Vigie, janvier 2020

 

 

 

Le chemin

 

 

Vigie 2020 suite

 

 

Jour de janvier le long du chemin solitaire. L’eau du bassin ne gèle plus. Le soleil rasant rallume les prés pâles et fait reluire les toits humides. Au loin la Chartreuse a troqué son écharpe de brouillard contre un foulard de brume. Le chat Musique chasse dans le grand champ.

 

C’est presque rien. L’ordinaire d’un janvier printanier qui en rappelle et en appelle d’autres, et ce rappel du passé ainsi que cet appel vers l’avenir forment un fil sur lequel on s’applique à funambuler.

 

Je pense à Lou, cette écrivaine savoyarde croisée à Hermillon en même temps que Michel Butor peu de temps avant sa mort – sa mort à lui, car elle est toujours bien en vie et vient d’avoir cent ans.

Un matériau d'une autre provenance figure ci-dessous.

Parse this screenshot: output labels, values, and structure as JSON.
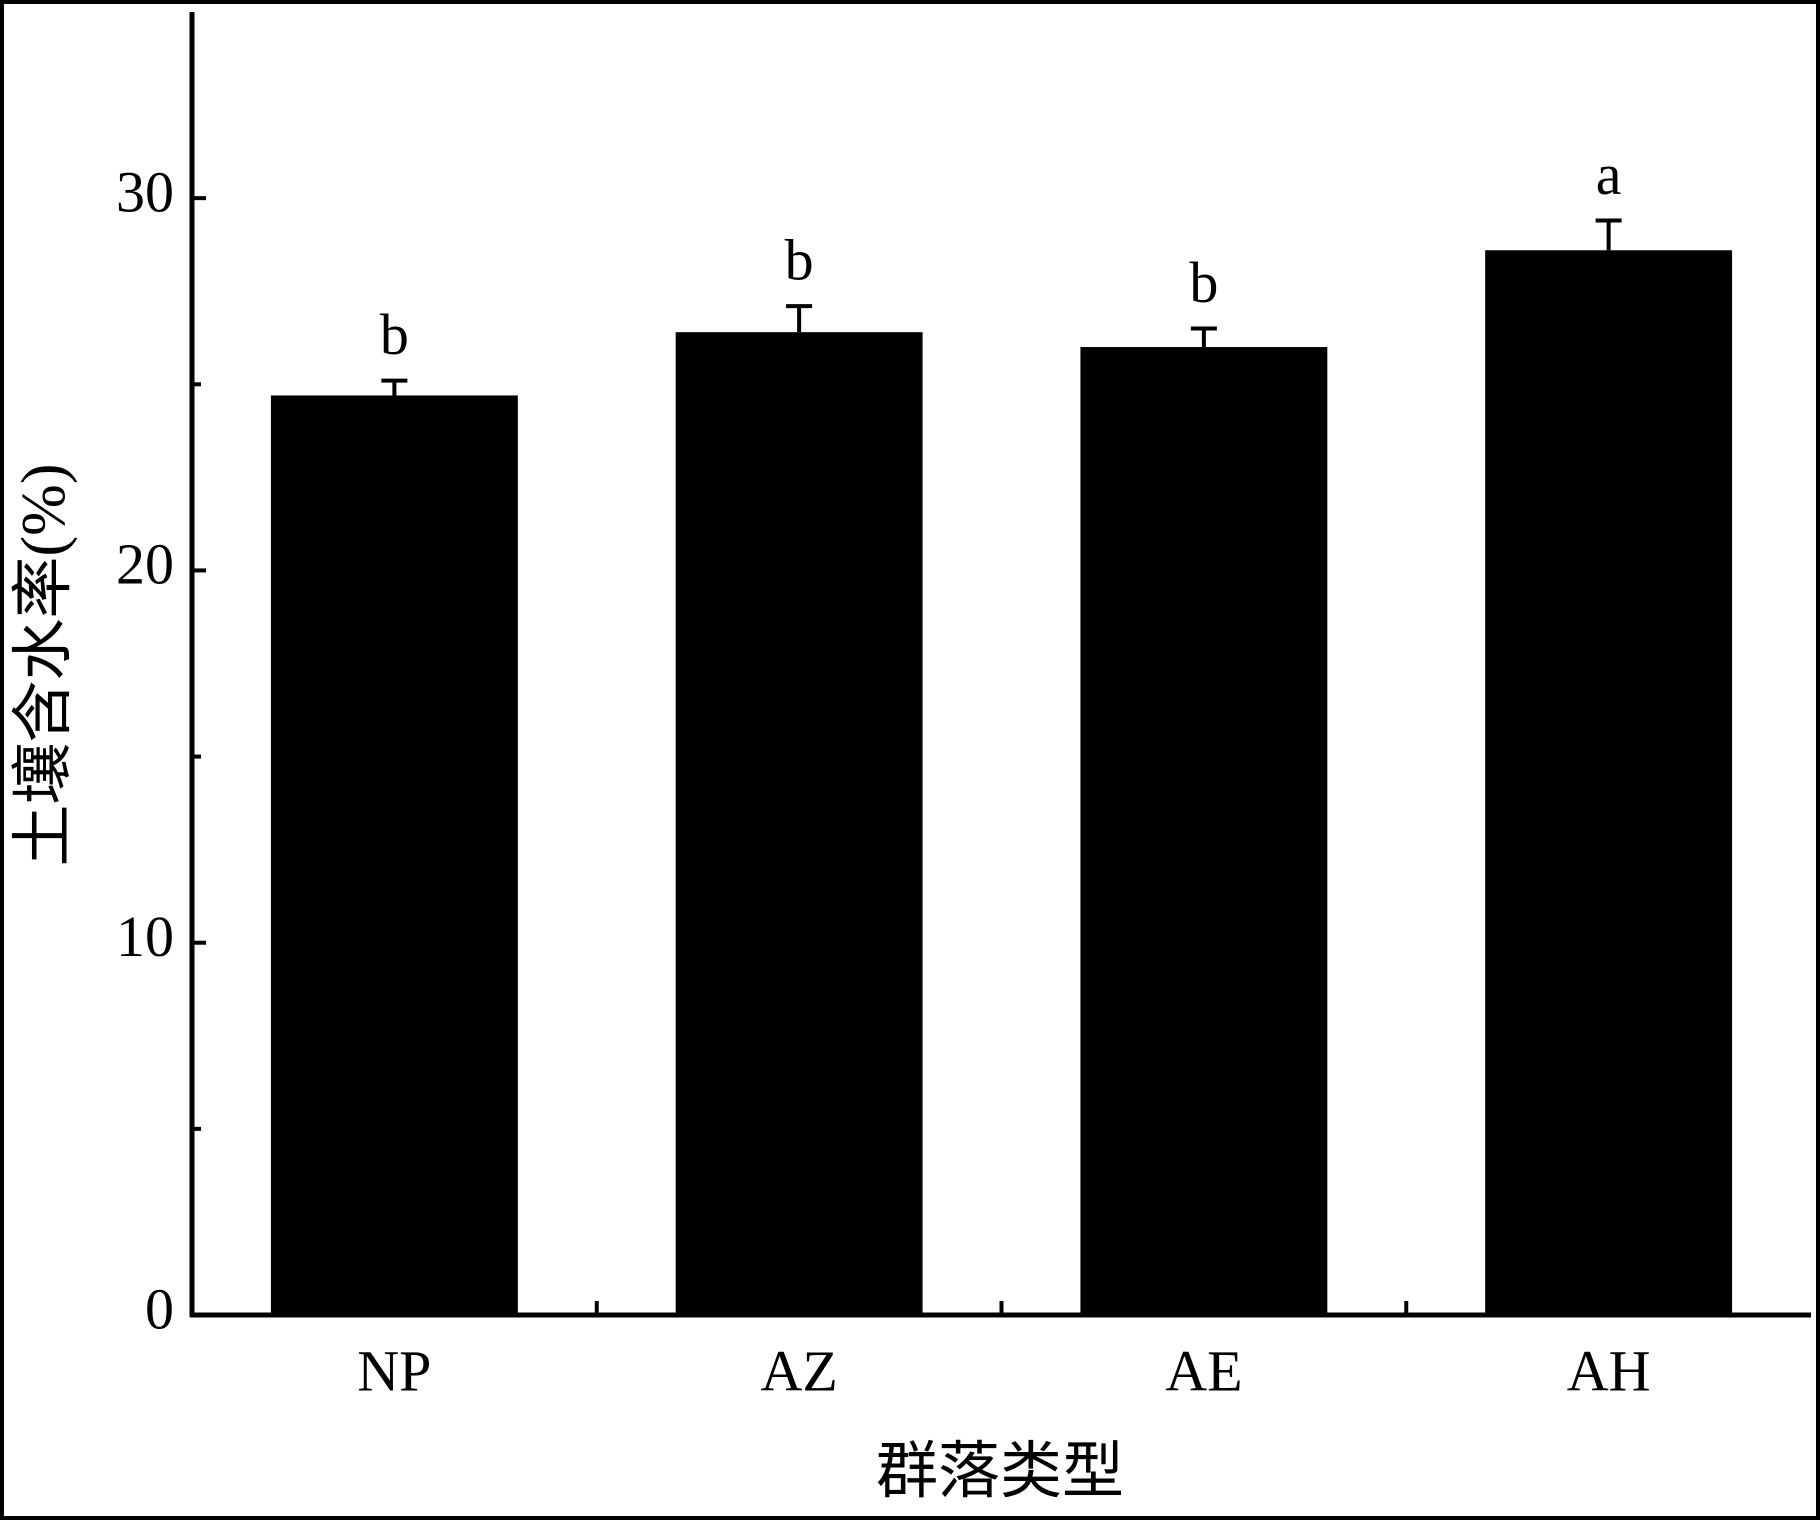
{
  "chart_data": {
    "type": "bar",
    "x_label": "群落类型",
    "y_label": "土壤含水率(%)",
    "categories": [
      "NP",
      "AZ",
      "AE",
      "AH"
    ],
    "values": [
      24.7,
      26.4,
      26.0,
      28.6
    ],
    "errors": [
      0.4,
      0.7,
      0.5,
      0.8
    ],
    "annotations": [
      "b",
      "b",
      "b",
      "a"
    ],
    "color": "#000000",
    "ylim": [
      0,
      35
    ],
    "yticks": [
      0,
      10,
      20,
      30
    ],
    "yminor_ticks": [
      5,
      15,
      25
    ],
    "grid": false
  }
}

Lou disait tantôt que sa bonne santé et sa longévité lui venaient de sa capacité à se réjouir de tout ce qu’elle pouvait encore faire plutôt que de se plaindre de tout ce que le grand âge lui interdisait ; ces paroles de bon sens, venant d’elle, ont allégé la pesanteur du jour…

 

Car à part ça, il faut bien avouer qu’ils sont pesants, tout de même, ces jours sans pluie, sans neige, sans gel, et pesants les échos qui nous parviennent du monde, cris de bêtes rattrapées par les flammes, claquements des graines d’eucalyptus dans l’île en feu, craquements des coutures qui lâchent pendant que les lâches qui mènent la barque à sa perte pérorent.

 

Je reviens à ma Vallée, à mon hameau, au jardin assoupi qui s’éveille, au chat en chasse dans le grand champ, à ce volet qui s’ouvre de la chambre d’enfant. Passe un corbeau tout près de moi, que je reconnais et que je salue parce que je l’ai vu, celui-là et pas un autre, en rêve cette nuit.